What is the mechanism by which the Protestant community (conceive of one individually for the moment, if you would) knows its dogma? It would seem to be a mechanism, if there is one, for there is no reason to appeal to the community as preferable to the individual, unless it were to possess something--either in kind, or in degree--that the individual does not have. In one way, we bracket out the charge that the individual appealing to the Holy Spirit speaking in his portion* of the Scriptures is really only appealing to his own interpretation of them, in order to ask why it is with this community and its dogma one has made his stand?

This makes people very uncomfortable, because most of us have just made "Reformation" ecclesial assumptions and accepted the resulting disunity as a fact of life. You're doing it now. You're saying to yourself, "Well, all true Christians agree on what's important," never stopping to realize that at one point, the things we have now accepted as adiaphora were once vital, worth dying for. This is not a lecture about taking your faith more seriously. I'm not your pastor, and I am not the Lord. What I am asking is if the Americanism with which most of us are tainted in one way or another ultimately stems from Sola Scriptura, from the fact that, stripping away all the ecclesial niceties and hoops and circumstance, the ultimate interpreter of Scripture (under this paradigm) is you, and, at the end of the day, no one has any idea what God really said. Derivative authority is a sham. We know it, too, or else we wouldn't call it "derivative." From whom does it derive? We would be horrified to think it derives from ourselves, which is why the standard tack is to appeal to the Holy Spirit. Believe me, brethren, I sympathize. After all, the Holy Spirit is God, who cannot lie. Should be a simple matter, then. Uh, no. There are those among you who will appeal to scholarship. Especially you Reformed types. This move is more easily defeated than the last. Say it with me now: "Everybody has their Captain Jack."

Don't hear what I'm not saying, as he would say. This is not an emotional appeal for unity at any cost. I'm simply asking: If you had to give a fairly detailed account of your doctrine, as opposed to another, could you do it? Would it make sense? I'm not advocating punching the "heretic" Roger Olson (or take your pick) in the face at the next cocktail party. What I am saying is that you and I are awash in a dogmatic relativist soup of our own making, and it should bother us. Maybe even enough to start at the beginning.

I looked religious indifferentism right in the face, right at the beginning of this journey, and again one night on the way to a party. I was lamenting that possibly a dear friend of mine would worry about my soul, because I sought full communion with the Catholic Church. She replied, "Well, nobody has the whole truth, you know?" We are much too comfortable with that sentiment.

That's why I asked about a mechanism.
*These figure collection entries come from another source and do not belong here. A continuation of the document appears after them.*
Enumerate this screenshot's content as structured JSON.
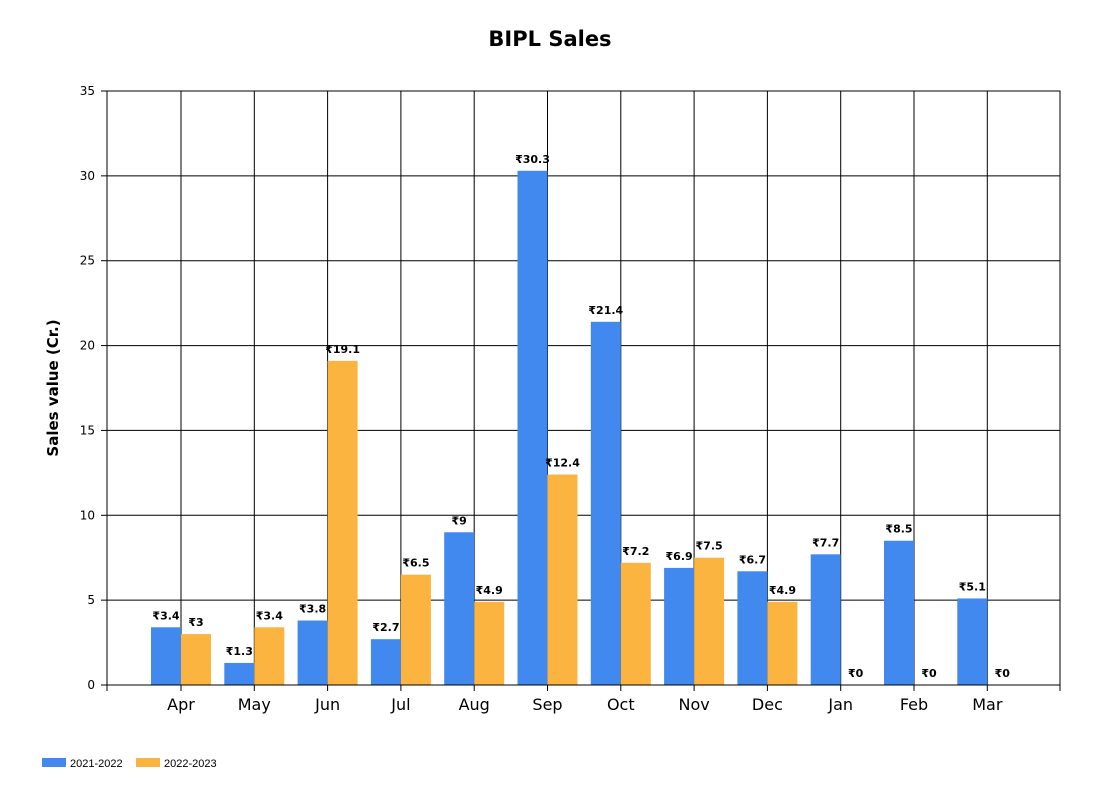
{
  "chart_data": {
    "type": "bar",
    "title": "BIPL Sales",
    "ylabel": "Sales value (Cr.)",
    "xlabel": "",
    "ylim": [
      0,
      35
    ],
    "yticks": [
      0,
      5,
      10,
      15,
      20,
      25,
      30,
      35
    ],
    "grid": true,
    "legend_position": "bottom-left",
    "value_prefix": "₹",
    "categories": [
      "Apr",
      "May",
      "Jun",
      "Jul",
      "Aug",
      "Sep",
      "Oct",
      "Nov",
      "Dec",
      "Jan",
      "Feb",
      "Mar"
    ],
    "series": [
      {
        "name": "2021-2022",
        "color": "#4189ee",
        "values": [
          3.4,
          1.3,
          3.8,
          2.7,
          9,
          30.3,
          21.4,
          6.9,
          6.7,
          7.7,
          8.5,
          5.1
        ]
      },
      {
        "name": "2022-2023",
        "color": "#fbb440",
        "values": [
          3,
          3.4,
          19.1,
          6.5,
          4.9,
          12.4,
          7.2,
          7.5,
          4.9,
          0,
          0,
          0
        ]
      }
    ]
  }
}
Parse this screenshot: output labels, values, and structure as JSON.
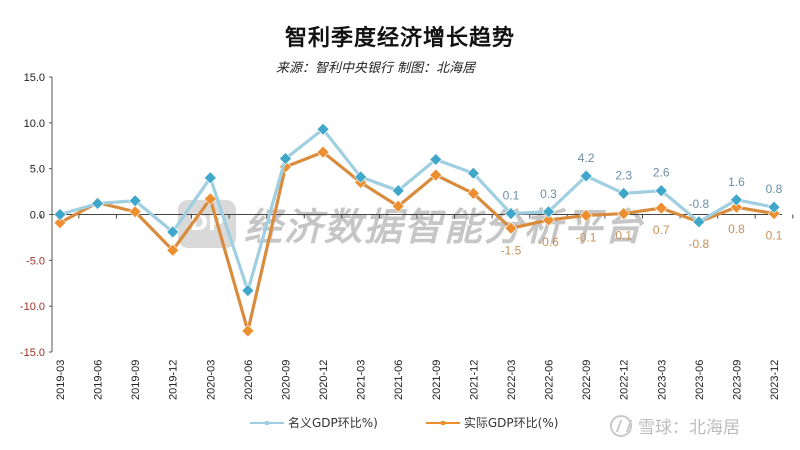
{
  "header": {
    "title": "智利季度经济增长趋势",
    "subtitle": "来源：智利中央银行 制图：北海居"
  },
  "legend": {
    "nominal_label": "名义GDP环比%)",
    "real_label": "实际GDP环比(%)"
  },
  "watermarks": {
    "center_logo": "DP",
    "center_text": "经济数据智能分析平台",
    "brand_text": "雪球：北海居"
  },
  "colors": {
    "nominal": "#3fa7c9",
    "nominal_line": "#9fcfe0",
    "real": "#ee8f2f",
    "real_line": "#d98c3e",
    "nominal_label": "#6b8fa3",
    "real_label": "#c8915a",
    "negative_tick": "#a0342a"
  },
  "chart_data": {
    "type": "line",
    "title": "智利季度经济增长趋势",
    "subtitle": "来源：智利中央银行 制图：北海居",
    "xlabel": "",
    "ylabel": "",
    "ylim": [
      -15,
      15
    ],
    "yticks": [
      "15.0",
      "10.0",
      "5.0",
      "0.0",
      "-5.0",
      "-10.0",
      "-15.0"
    ],
    "grid": false,
    "legend_position": "bottom",
    "categories": [
      "2019-03",
      "2019-06",
      "2019-09",
      "2019-12",
      "2020-03",
      "2020-06",
      "2020-09",
      "2020-12",
      "2021-03",
      "2021-06",
      "2021-09",
      "2021-12",
      "2022-03",
      "2022-06",
      "2022-09",
      "2022-12",
      "2023-03",
      "2023-06",
      "2023-09",
      "2023-12"
    ],
    "series": [
      {
        "name": "名义GDP环比%)",
        "values": [
          0.0,
          1.2,
          1.5,
          -1.9,
          4.0,
          -8.3,
          6.1,
          9.3,
          4.1,
          2.6,
          6.0,
          4.5,
          0.1,
          0.3,
          4.2,
          2.3,
          2.6,
          -0.8,
          1.6,
          0.8
        ],
        "labels": {
          "12": "0.1",
          "13": "0.3",
          "14": "4.2",
          "15": "2.3",
          "16": "2.6",
          "17": "-0.8",
          "18": "1.6",
          "19": "0.8"
        }
      },
      {
        "name": "实际GDP环比(%)",
        "values": [
          -0.9,
          1.3,
          0.3,
          -3.9,
          1.7,
          -12.7,
          5.2,
          6.8,
          3.5,
          0.9,
          4.3,
          2.3,
          -1.5,
          -0.6,
          -0.1,
          0.1,
          0.7,
          -0.8,
          0.8,
          0.1
        ],
        "labels": {
          "12": "-1.5",
          "13": "-0.6",
          "14": "-0.1",
          "15": "0.1",
          "16": "0.7",
          "17": "-0.8",
          "18": "0.8",
          "19": "0.1"
        }
      }
    ]
  }
}
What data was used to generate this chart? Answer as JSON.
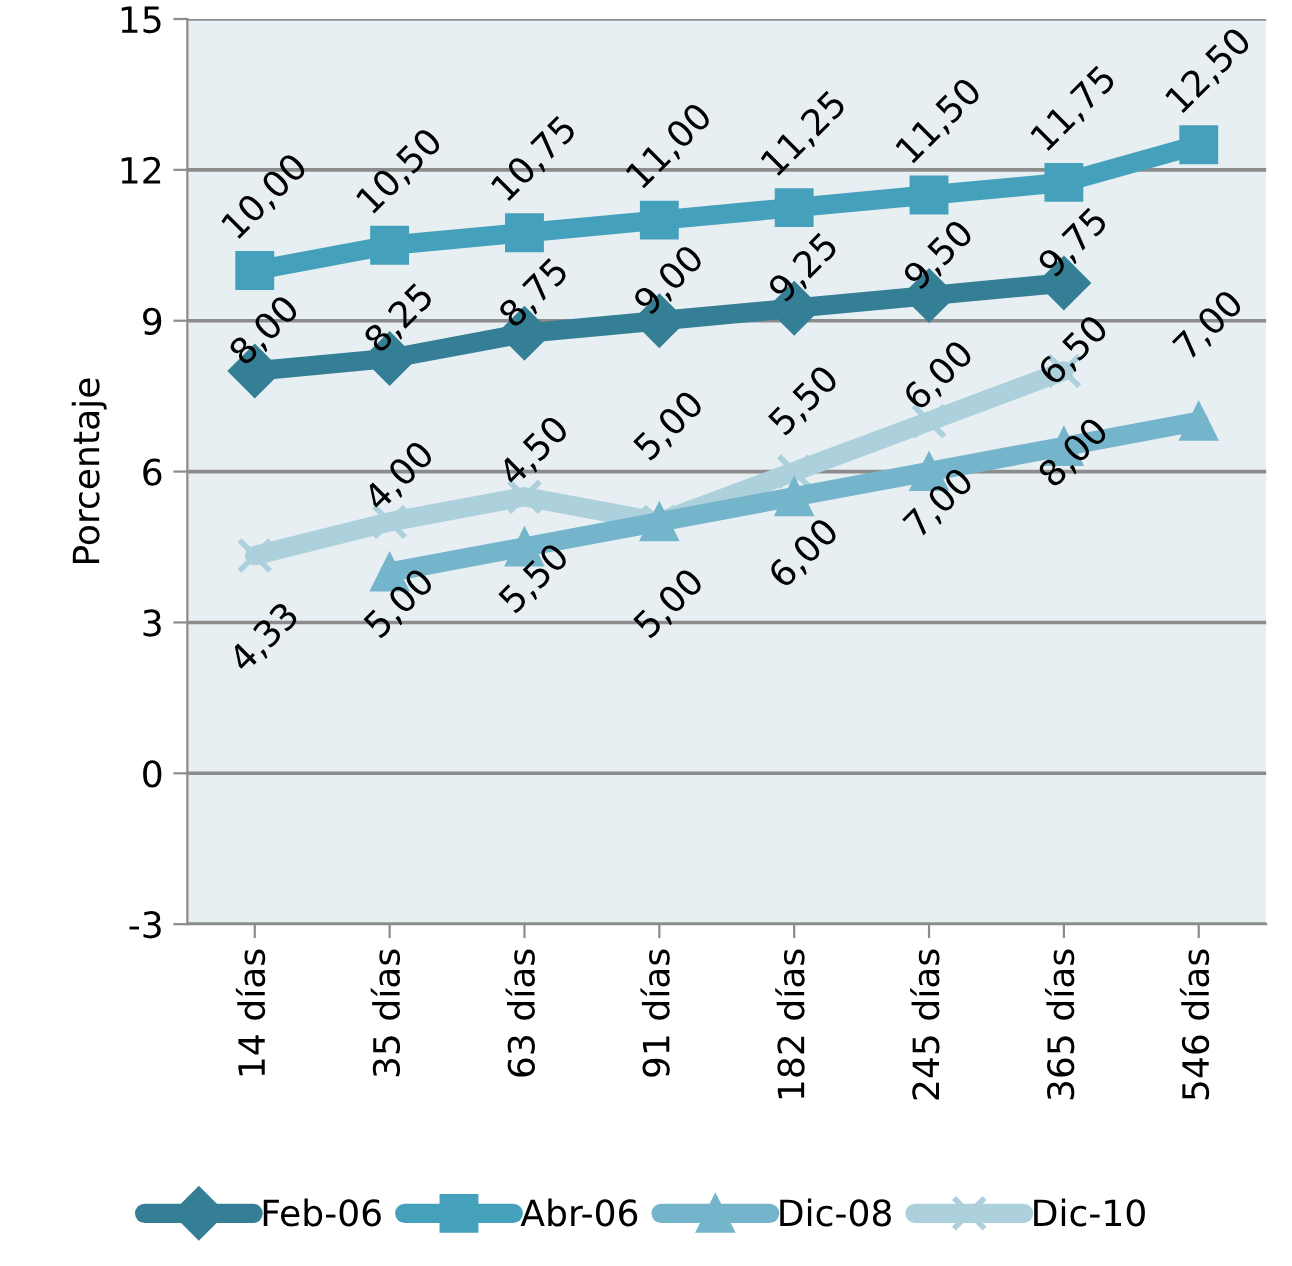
{
  "chart_data": {
    "type": "line",
    "ylabel": "Porcentaje",
    "categories": [
      "14 días",
      "35 días",
      "63 días",
      "91 días",
      "182 días",
      "245 días",
      "365 días",
      "546 días"
    ],
    "series": [
      {
        "name": "Feb-06",
        "color": "#357f96",
        "marker": "diamond",
        "values": [
          8.0,
          8.25,
          8.75,
          9.0,
          9.25,
          9.5,
          9.75,
          null
        ],
        "value_labels": [
          "8,00",
          "8,25",
          "8,75",
          "9,00",
          "9,25",
          "9,50",
          "9,75",
          null
        ]
      },
      {
        "name": "Abr-06",
        "color": "#45a0bb",
        "marker": "square",
        "values": [
          10.0,
          10.5,
          10.75,
          11.0,
          11.25,
          11.5,
          11.75,
          12.5
        ],
        "value_labels": [
          "10,00",
          "10,50",
          "10,75",
          "11,00",
          "11,25",
          "11,50",
          "11,75",
          "12,50"
        ]
      },
      {
        "name": "Dic-08",
        "color": "#74b5cc",
        "marker": "triangle",
        "values": [
          null,
          4.0,
          4.5,
          5.0,
          5.5,
          6.0,
          6.5,
          7.0
        ],
        "value_labels": [
          null,
          "4,00",
          "4,50",
          "5,00",
          "5,50",
          "6,00",
          "6,50",
          "7,00"
        ]
      },
      {
        "name": "Dic-10",
        "color": "#acd0dc",
        "marker": "cross",
        "values": [
          4.33,
          5.0,
          5.5,
          5.0,
          6.0,
          7.0,
          8.0,
          null
        ],
        "value_labels": [
          "4,33",
          "5,00",
          "5,50",
          "5,00",
          "6,00",
          "7,00",
          "8,00",
          null
        ]
      }
    ],
    "ylim": [
      -3,
      15
    ],
    "yticks": [
      -3,
      0,
      3,
      6,
      9,
      12,
      15
    ],
    "grid": "y",
    "legend": "bottom"
  }
}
What we want and need is to know what God said, and what He didn't. The Presbyterians would "have me" as long as I would have wanted, but I wanted Truth, not comfort. Some of you even dare to think that certainty is a false hope. If that is the case, resign your pastorate; you don't believe your good news enough that I should listen.

Real ecumenism is hard. It's about reasons, and denials, and invitations. It is not often nice. I'm burnt-out on impotent niceness, as you may have noticed. If you want to die, do evangelism/ecumenism. If you like cocktail parties, join the UN.

*Note: The Catholic Church maintains that the Sacred Scriptures are composed of 73 books, not 66.